Revisiting lace leaf design repeats 2

I am constantly drawn into multiple knitting rabbit holes.  Along with my revisiting 3D surfaces, more leaves are still in my line of sight for further exploration.
Here they are surrounded by a traveling mesh ground: a 12X52 repeat, marked for punchcard use:

the associated PNG The test swatch knit on 38 stitches:  This design was shared as an stp file for use with DAK by Claudia Scarpa.
Her blog post includes downloadable files with clear markings for knit row locations, a punchcard version, a schematic for working it as a possible hand technique, and more.
DAK does not allow for exports in other file formats ie PNG.
Charts for the designs can be screengrabbed and processed with other programs ie Gimp and ArahPaint to make them usable in other ways including download options.

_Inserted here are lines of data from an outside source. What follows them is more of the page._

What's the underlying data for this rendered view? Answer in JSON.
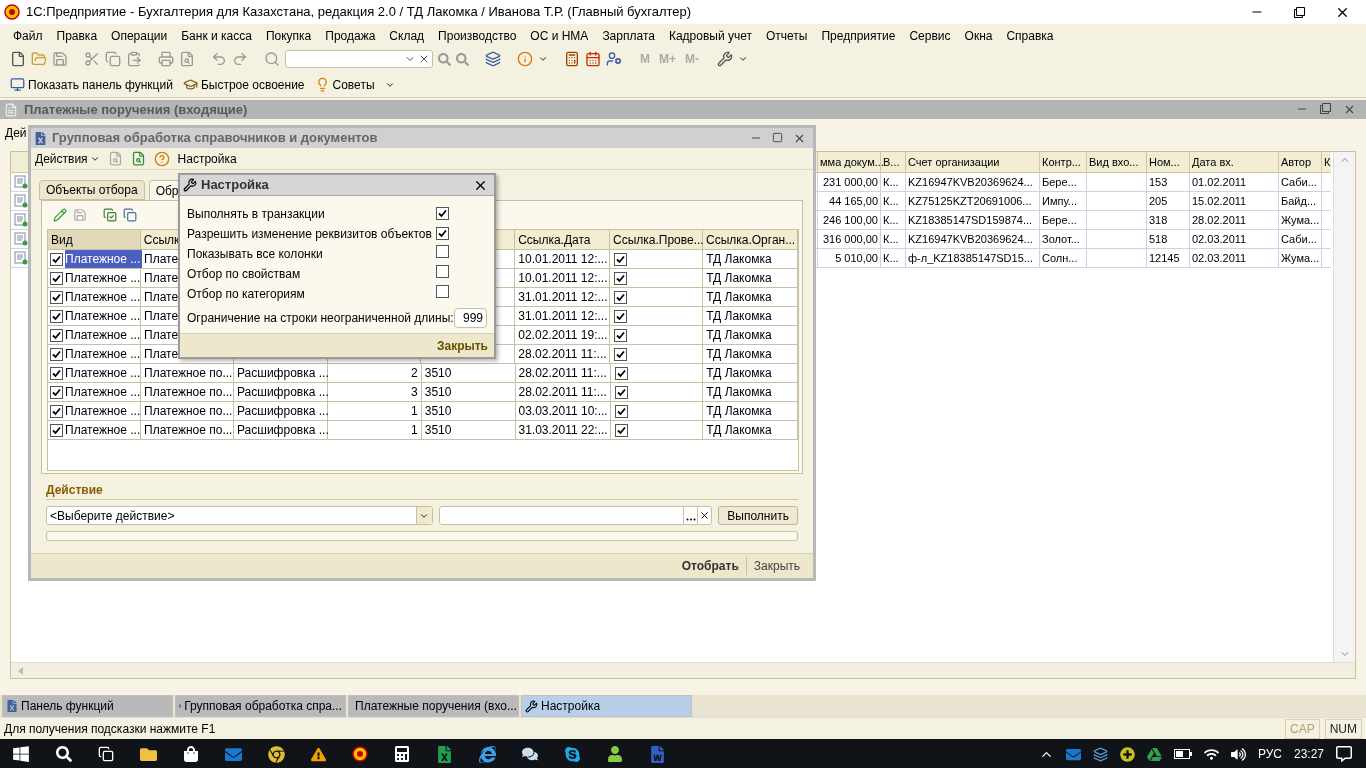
{
  "window": {
    "title": "1С:Предприятие - Бухгалтерия для Казахстана, редакция 2.0 / ТД Лакомка / Иванова Т.Р. (Главный бухгалтер)"
  },
  "menu": [
    "Файл",
    "Правка",
    "Операции",
    "Банк и касса",
    "Покупка",
    "Продажа",
    "Склад",
    "Производство",
    "ОС и НМА",
    "Зарплата",
    "Кадровый учет",
    "Отчеты",
    "Предприятие",
    "Сервис",
    "Окна",
    "Справка"
  ],
  "memory_buttons": [
    "M",
    "M+",
    "M-"
  ],
  "toolbar2": [
    {
      "label": "Показать панель функций"
    },
    {
      "label": "Быстрое освоение"
    },
    {
      "label": "Советы"
    }
  ],
  "doc_window": {
    "title": "Платежные поручения (входящие)",
    "toolbar_text": "Дей",
    "columns": [
      "мма докум...",
      "В...",
      "Счет организации",
      "Контр...",
      "Вид вхо...",
      "Ном...",
      "Дата вх.",
      "Автор",
      "К"
    ],
    "rows": [
      {
        "amount": "231 000,00",
        "column_2": "К...",
        "account": "KZ16947KVB20369624...",
        "counterparty": "Бере...",
        "number": "153",
        "incoming_date": "01.02.2011",
        "author": "Саби..."
      },
      {
        "amount": "44 165,00",
        "column_2": "К...",
        "account": "KZ75125KZT20691006...",
        "counterparty": "Импу...",
        "number": "205",
        "incoming_date": "15.02.2011",
        "author": "Байд..."
      },
      {
        "amount": "246 100,00",
        "column_2": "К...",
        "account": "KZ18385147SD159874...",
        "counterparty": "Бере...",
        "number": "318",
        "incoming_date": "28.02.2011",
        "author": "Жума..."
      },
      {
        "amount": "316 000,00",
        "column_2": "К...",
        "account": "KZ16947KVB20369624...",
        "counterparty": "Золот...",
        "number": "518",
        "incoming_date": "02.03.2011",
        "author": "Саби..."
      },
      {
        "amount": "5 010,00",
        "column_2": "К...",
        "account": "ф-л_KZ18385147SD15...",
        "counterparty": "Солн...",
        "number": "12145",
        "incoming_date": "02.03.2011",
        "author": "Жума..."
      }
    ]
  },
  "group_dialog": {
    "title": "Групповая обработка справочников и документов",
    "actions_menu": "Действия",
    "settings_button": "Настройка",
    "tabs": [
      {
        "label": "Объекты отбора",
        "selected": false
      },
      {
        "label": "Обр",
        "selected": true
      }
    ],
    "headers": {
      "kind": "Вид",
      "ref": "Ссылк",
      "date": "Ссылка.Дата",
      "posted": "Ссылка.Прове...",
      "org": "Ссылка.Орган..."
    },
    "rows": [
      {
        "selected": true,
        "checked": true,
        "kind": "Платежное ...",
        "ref": "Плате",
        "date": "10.01.2011 12:...",
        "posted": true,
        "org": "ТД Лакомка"
      },
      {
        "selected": false,
        "checked": true,
        "kind": "Платежное ...",
        "ref": "Плате",
        "date": "10.01.2011 12:...",
        "posted": true,
        "org": "ТД Лакомка"
      },
      {
        "selected": false,
        "checked": true,
        "kind": "Платежное ...",
        "ref": "Плате",
        "date": "31.01.2011 12:...",
        "posted": true,
        "org": "ТД Лакомка"
      },
      {
        "selected": false,
        "checked": true,
        "kind": "Платежное ...",
        "ref": "Плате",
        "date": "31.01.2011 12:...",
        "posted": true,
        "org": "ТД Лакомка"
      },
      {
        "selected": false,
        "checked": true,
        "kind": "Платежное ...",
        "ref": "Плате",
        "date": "02.02.2011 19:...",
        "posted": true,
        "org": "ТД Лакомка"
      },
      {
        "selected": false,
        "checked": true,
        "kind": "Платежное ...",
        "ref": "Плате",
        "date": "28.02.2011 11:...",
        "posted": true,
        "org": "ТД Лакомка"
      },
      {
        "selected": false,
        "checked": true,
        "kind": "Платежное ...",
        "ref": "Платежное по...",
        "column_3": "Расшифровка ...",
        "column_4": "2",
        "column_5": "3510",
        "date": "28.02.2011 11:...",
        "posted": true,
        "org": "ТД Лакомка"
      },
      {
        "selected": false,
        "checked": true,
        "kind": "Платежное ...",
        "ref": "Платежное по...",
        "column_3": "Расшифровка ...",
        "column_4": "3",
        "column_5": "3510",
        "date": "28.02.2011 11:...",
        "posted": true,
        "org": "ТД Лакомка"
      },
      {
        "selected": false,
        "checked": true,
        "kind": "Платежное ...",
        "ref": "Платежное по...",
        "column_3": "Расшифровка ...",
        "column_4": "1",
        "column_5": "3510",
        "date": "03.03.2011 10:...",
        "posted": true,
        "org": "ТД Лакомка"
      },
      {
        "selected": false,
        "checked": true,
        "kind": "Платежное ...",
        "ref": "Платежное по...",
        "column_3": "Расшифровка ...",
        "column_4": "1",
        "column_5": "3510",
        "date": "31.03.2011 22:...",
        "posted": true,
        "org": "ТД Лакомка"
      }
    ],
    "action": {
      "label": "Действие",
      "select": "<Выберите действие>",
      "run_button": "Выполнить"
    },
    "progress": {
      "level": 0
    },
    "footer": [
      {
        "label": "Отобрать",
        "default": true
      },
      {
        "label": "Закрыть",
        "default": false
      }
    ]
  },
  "settings_dialog": {
    "title": "Настройка",
    "options": [
      {
        "label": "Выполнять в транзакции",
        "checked": true
      },
      {
        "label": "Разрешить изменение реквизитов объектов",
        "checked": true
      },
      {
        "label": "Показывать все колонки",
        "checked": false
      },
      {
        "label": "Отбор по свойствам",
        "checked": false
      },
      {
        "label": "Отбор по категориям",
        "checked": false
      }
    ],
    "limit": {
      "label": "Ограничение на строки неограниченной длины:",
      "value": "999"
    },
    "close_button": "Закрыть"
  },
  "window_tabs": [
    {
      "label": "Панель функций",
      "selected": false
    },
    {
      "label": "Групповая обработка спра...",
      "selected": false
    },
    {
      "label": "Платежные поручения (вхо...",
      "selected": false
    },
    {
      "label": "Настройка",
      "selected": true
    }
  ],
  "status_bar": {
    "hint": "Для получения подсказки нажмите F1",
    "indicators": [
      {
        "label": "CAP",
        "on": false
      },
      {
        "label": "NUM",
        "on": true
      }
    ]
  },
  "taskbar": {
    "language": "РУС",
    "time": "23:27"
  }
}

This electronic repeat is 20X136 pixels.
Horizontal mirroring was not required when using it in my 930.   Knit on 40 stitches, using the same wool-rayon yarn as in the first sample, there is a considerable change in the size of the resulting leaf shapes  This is my chart for Claudia’s punchcard version, marked in 6X6 squares blocks as found in Brother factory punchcards,   the result is a longer repeat resulting in larger leaf shapes, 24X228 pixels And then there is the world of leaves formed with hand techniques and surrounded by ladder spaces.
This was published in an early Silver Reed/ Studio pub eons ago and got filed in my “someday” image folder.  Visualizing repeats and necessary actions in spreadsheets before any actual knitting is useful.
With practice, we develop a personal library of choices regarding symbols and any additional information.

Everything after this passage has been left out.